Le 13 juillet, plus de 200 économistes et chercheurs en IA de premier plan, dont 16 lauréats du prix Nobel, ont signé une lettre ouverte alertant sur l’ampleur de la transformation économique que pourrait induire l’intelligence artificielle.
Organisée par le Stanford Digital Economy Lab, cette missive prévient que l’IA pourrait provoquer une mutation économique « plus vaste que la Révolution industrielle », mais compressée dans un laps de temps considérablement plus court. Les experts insistent sur l’urgence d’agir pour construire les institutions aptes à diriger ce changement.

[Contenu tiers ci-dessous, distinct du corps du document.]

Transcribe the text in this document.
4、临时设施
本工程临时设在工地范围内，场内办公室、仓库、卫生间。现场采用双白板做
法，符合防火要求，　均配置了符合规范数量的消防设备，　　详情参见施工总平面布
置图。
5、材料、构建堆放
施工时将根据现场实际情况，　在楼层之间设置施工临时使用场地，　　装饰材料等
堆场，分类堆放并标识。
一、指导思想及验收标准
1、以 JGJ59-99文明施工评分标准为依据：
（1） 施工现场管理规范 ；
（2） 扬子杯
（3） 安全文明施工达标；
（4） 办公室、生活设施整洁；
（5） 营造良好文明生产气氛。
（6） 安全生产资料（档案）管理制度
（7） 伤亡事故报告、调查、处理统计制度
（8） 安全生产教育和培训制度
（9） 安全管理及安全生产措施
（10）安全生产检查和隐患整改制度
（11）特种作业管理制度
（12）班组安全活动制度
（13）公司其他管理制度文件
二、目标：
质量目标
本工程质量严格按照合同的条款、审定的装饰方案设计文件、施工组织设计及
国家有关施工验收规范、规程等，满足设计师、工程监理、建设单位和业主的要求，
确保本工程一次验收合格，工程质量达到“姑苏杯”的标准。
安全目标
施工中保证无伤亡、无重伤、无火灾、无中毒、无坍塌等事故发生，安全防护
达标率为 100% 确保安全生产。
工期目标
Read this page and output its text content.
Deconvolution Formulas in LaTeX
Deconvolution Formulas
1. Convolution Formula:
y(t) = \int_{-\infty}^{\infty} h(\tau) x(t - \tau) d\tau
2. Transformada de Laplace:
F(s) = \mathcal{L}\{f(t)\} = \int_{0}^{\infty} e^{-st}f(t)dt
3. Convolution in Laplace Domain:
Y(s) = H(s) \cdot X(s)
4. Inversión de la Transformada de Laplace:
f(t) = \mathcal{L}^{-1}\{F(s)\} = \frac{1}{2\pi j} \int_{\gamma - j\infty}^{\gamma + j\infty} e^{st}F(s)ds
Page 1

L’examen de la liste des signataires révèle toutefois une concentration géographique marquée. Quatre signataires sur cinq sont issus des pays occidentaux, ce qui soulève des interrogations quant à la représentativité de ce débat sur l’avenir d’une technologie à l’impact planétaire.
Cette prédominance occidentale dans la discussion sur les cadres de gouvernance de l’IA met en lumière un enjeu d’inclusion. L’absence d’une part significative du monde pourrait compromettre l’élaboration de solutions véritablement globales et équitables face aux défis posés par l’IA.
La question demeure : comment garantir une participation plus large et diversifiée dans la définition des orientations futures de l’intelligence artificielle ?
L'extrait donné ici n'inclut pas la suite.